1. ## Laplace Transform Question

Given g(t)= 4t for 0<t<1 and 4 for t>1 ;

Also given that L(g(t))= 4s^-2(1-e^-s)

Using this result solve

y''-4y=g(t) for y(0)=y'(0)=0

I first started it off like this

Let F(s)= y(t)

then,

s^2F(s)-4F(s)=4s^-2(1-e^-s)

F(s)=4s^-2(1-e^-s) / (s^2 -4)

I'm just having trouble separting the right hand side before finding it's inverse.

Thanks

2. Result (with which I agree):

$\displaystyle F(s)=\dfrac{4(1-e^{-s})}{s^{2}(s^{2}-4)}.$

Well, you need to break apart things. For example, you need to do partial fractions on the fraction

$\displaystyle \dfrac{4}{s^{2}(s-2)(s+2)}.$

Then you can write the LT as

$\displaystyle F(s)=\dfrac{4}{s^{2}(s-2)(s+2)}-\dfrac{4e^{-s}}{s^{2}(s-2)(s+2)}.$

The exponential you can handle using a shifting theorem.

Does this make sense?

3. Yeah, that makes perfect sense. I did that and then I separted that too.. It would of been alot easier if you didn't expand the 1-e^-s..

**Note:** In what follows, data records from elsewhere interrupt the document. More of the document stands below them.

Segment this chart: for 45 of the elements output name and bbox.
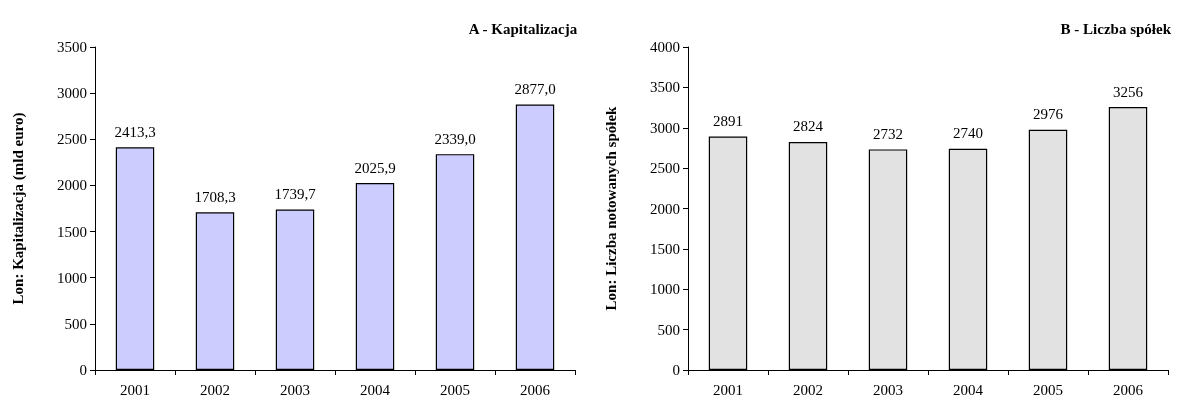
y-tick-label: 3500 <box>650 79 680 96</box>
x-tick-label: 2006 <box>1113 381 1144 398</box>
y-tick-label: 2000 <box>650 200 680 217</box>
y-tick-label: 3000 <box>650 119 680 136</box>
y-tick-label: 1000 <box>57 269 87 286</box>
x-tick-label: 2003 <box>280 381 310 398</box>
data-label: 1739,7 <box>274 185 317 202</box>
y-tick-label: 1000 <box>650 281 680 298</box>
x-tick-label: 2003 <box>873 381 903 398</box>
y-tick-label: 4000 <box>650 39 680 55</box>
x-tick-label: 2002 <box>200 381 230 398</box>
y-tick-label: 500 <box>64 315 87 332</box>
data-label: 2877,0 <box>514 80 556 97</box>
y-tick-label: 500 <box>657 321 680 338</box>
x-tick-label: 2001 <box>120 381 150 398</box>
y-tick-label: 0 <box>79 362 87 378</box>
chart-title: B - Liczba spółek <box>1060 20 1172 37</box>
data-label: 3256 <box>1113 83 1144 100</box>
x-tick-label: 2005 <box>1033 381 1063 398</box>
x-tick-label: 2005 <box>440 381 470 398</box>
y-axis-title: Lon: Liczba notowanych spółek <box>602 105 619 311</box>
x-tick-label: 2002 <box>793 381 823 398</box>
x-tick-label: 2004 <box>360 381 391 398</box>
y-axis-title: Lon: Kapitalizacja (mld euro) <box>9 112 27 305</box>
y-tick-label: 1500 <box>650 240 680 257</box>
y-tick-label: 1500 <box>57 223 87 240</box>
chart-title: A - Kapitalizacja <box>468 20 578 37</box>
data-label: 2824 <box>793 118 824 135</box>
data-label: 2413,3 <box>114 123 156 140</box>
data-label: 2339,0 <box>434 130 476 147</box>
data-label: 2025,9 <box>354 159 396 176</box>
y-tick-label: 2000 <box>57 177 87 194</box>
y-tick-label: 2500 <box>650 160 680 177</box>
x-tick-label: 2006 <box>520 381 551 398</box>
y-tick-label: 3500 <box>57 39 87 55</box>
data-label: 2740 <box>953 125 983 142</box>
data-label: 2891 <box>713 113 743 130</box>
y-tick-label: 0 <box>672 362 680 378</box>
data-label: 2732 <box>873 125 903 142</box>
y-tick-label: 2500 <box>57 131 87 148</box>
x-tick-label: 2004 <box>953 381 984 398</box>
y-tick-label: 3000 <box>57 85 87 102</box>
x-tick-label: 2001 <box>713 381 743 398</box>
data-label: 1708,3 <box>194 188 236 205</box>
data-label: 2976 <box>1033 106 1064 123</box>
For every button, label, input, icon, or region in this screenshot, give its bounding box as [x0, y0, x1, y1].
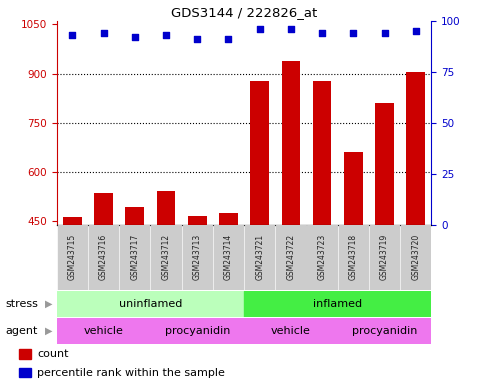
Text: stress: stress: [5, 299, 38, 309]
Text: GSM243723: GSM243723: [317, 234, 326, 280]
Point: [381, 30, 388, 36]
Text: GSM243720: GSM243720: [411, 234, 420, 280]
Text: vehicle: vehicle: [271, 326, 311, 336]
Text: GSM243717: GSM243717: [130, 234, 139, 280]
Bar: [370, 225, 399, 290]
Bar: [120, 225, 149, 290]
Bar: [188, 216, 207, 369]
Bar: [63, 217, 82, 369]
Bar: [276, 225, 306, 290]
Bar: [250, 81, 269, 369]
Bar: [182, 225, 212, 290]
Text: GSM243716: GSM243716: [99, 234, 108, 280]
Text: ▶: ▶: [44, 299, 52, 309]
Point: [131, 34, 139, 40]
Text: GSM243713: GSM243713: [193, 234, 202, 280]
Bar: [338, 318, 431, 344]
Bar: [344, 152, 363, 369]
Point: [193, 36, 201, 43]
Bar: [157, 191, 176, 369]
Point: [69, 32, 76, 38]
Point: [100, 30, 107, 36]
Bar: [406, 72, 425, 369]
Bar: [89, 225, 118, 290]
Point: [162, 32, 170, 38]
Text: count: count: [37, 349, 69, 359]
Text: inflamed: inflamed: [313, 299, 362, 309]
Text: GSM243722: GSM243722: [286, 234, 295, 280]
Point: [412, 28, 420, 35]
Point: [256, 26, 264, 32]
Bar: [57, 318, 150, 344]
Text: GSM243715: GSM243715: [68, 234, 77, 280]
Bar: [375, 103, 394, 369]
Bar: [244, 291, 431, 317]
Bar: [125, 207, 144, 369]
Bar: [58, 225, 87, 290]
Bar: [339, 225, 368, 290]
Bar: [219, 214, 238, 369]
Bar: [19, 368, 31, 377]
Text: ▶: ▶: [44, 326, 52, 336]
Text: GSM243714: GSM243714: [224, 234, 233, 280]
Text: percentile rank within the sample: percentile rank within the sample: [37, 367, 225, 377]
Title: GDS3144 / 222826_at: GDS3144 / 222826_at: [171, 5, 317, 18]
Bar: [214, 225, 243, 290]
Point: [287, 26, 295, 32]
Point: [350, 30, 357, 36]
Text: GSM243718: GSM243718: [349, 234, 358, 280]
Bar: [19, 349, 31, 359]
Text: uninflamed: uninflamed: [119, 299, 182, 309]
Text: GSM243712: GSM243712: [162, 234, 171, 280]
Text: agent: agent: [5, 326, 37, 336]
Bar: [308, 225, 337, 290]
Bar: [244, 318, 338, 344]
Text: procyanidin: procyanidin: [165, 326, 230, 336]
Bar: [282, 61, 300, 369]
Text: procyanidin: procyanidin: [352, 326, 417, 336]
Bar: [151, 225, 180, 290]
Bar: [401, 225, 430, 290]
Bar: [245, 225, 274, 290]
Point: [318, 30, 326, 36]
Bar: [150, 318, 244, 344]
Bar: [94, 193, 113, 369]
Point: [224, 36, 232, 43]
Text: vehicle: vehicle: [84, 326, 123, 336]
Text: GSM243721: GSM243721: [255, 234, 264, 280]
Bar: [313, 81, 331, 369]
Bar: [57, 291, 244, 317]
Text: GSM243719: GSM243719: [380, 234, 389, 280]
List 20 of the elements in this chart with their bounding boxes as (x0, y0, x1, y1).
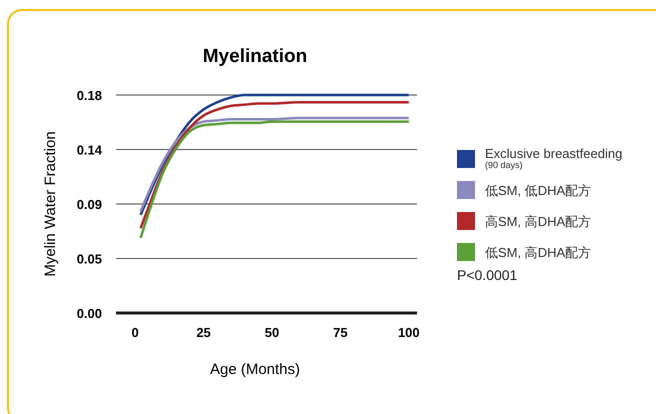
y-tick-label: 0.05 (76, 252, 102, 266)
legend-label: Exclusive breastfeeding (90 days) (485, 146, 622, 170)
line-series (139, 120, 410, 240)
y-tick-label: 0.14 (76, 142, 103, 158)
x-tick-label: 50 (264, 325, 280, 340)
legend-label: 低SM, 低DHA配方 (485, 183, 592, 198)
legend-label: 高SM, 高DHA配方 (485, 214, 592, 229)
legend-label: 低SM, 高DHA配方 (485, 245, 592, 260)
x-tick-label: 0 (132, 325, 139, 340)
y-tick-label: 0.00 (76, 306, 102, 321)
x-tick-label: 100 (398, 325, 420, 340)
text: P<0.0001 (457, 267, 518, 283)
chart-title: Myelination (202, 46, 308, 67)
x-tick-label: 25 (196, 325, 211, 340)
y-tick-label: 0.09 (76, 197, 102, 212)
y-tick-label: 0.18 (76, 88, 102, 103)
line-series (139, 116, 410, 213)
x-tick-label: 75 (333, 325, 348, 340)
x-axis-title: Age (Months) (210, 361, 300, 378)
y-axis-title: Myelin Water Fraction (42, 131, 59, 277)
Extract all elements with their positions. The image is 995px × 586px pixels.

I made 1/s^2(s^-4) = a/s + b/s^2 + c/s-2 + d/s+2 ...

Is this correct ??

4. It would of been alot easier if you didn't expand the 1-e^-s...
Not that much easier. The work you do in separating out the fraction using partial fractions can apply to both terms in the LT. You'll just multiply one of the functions by an appropriate factor to take into account the exponential.

Your expansion of the fraction will work fine. What do you get for a, b, c, d?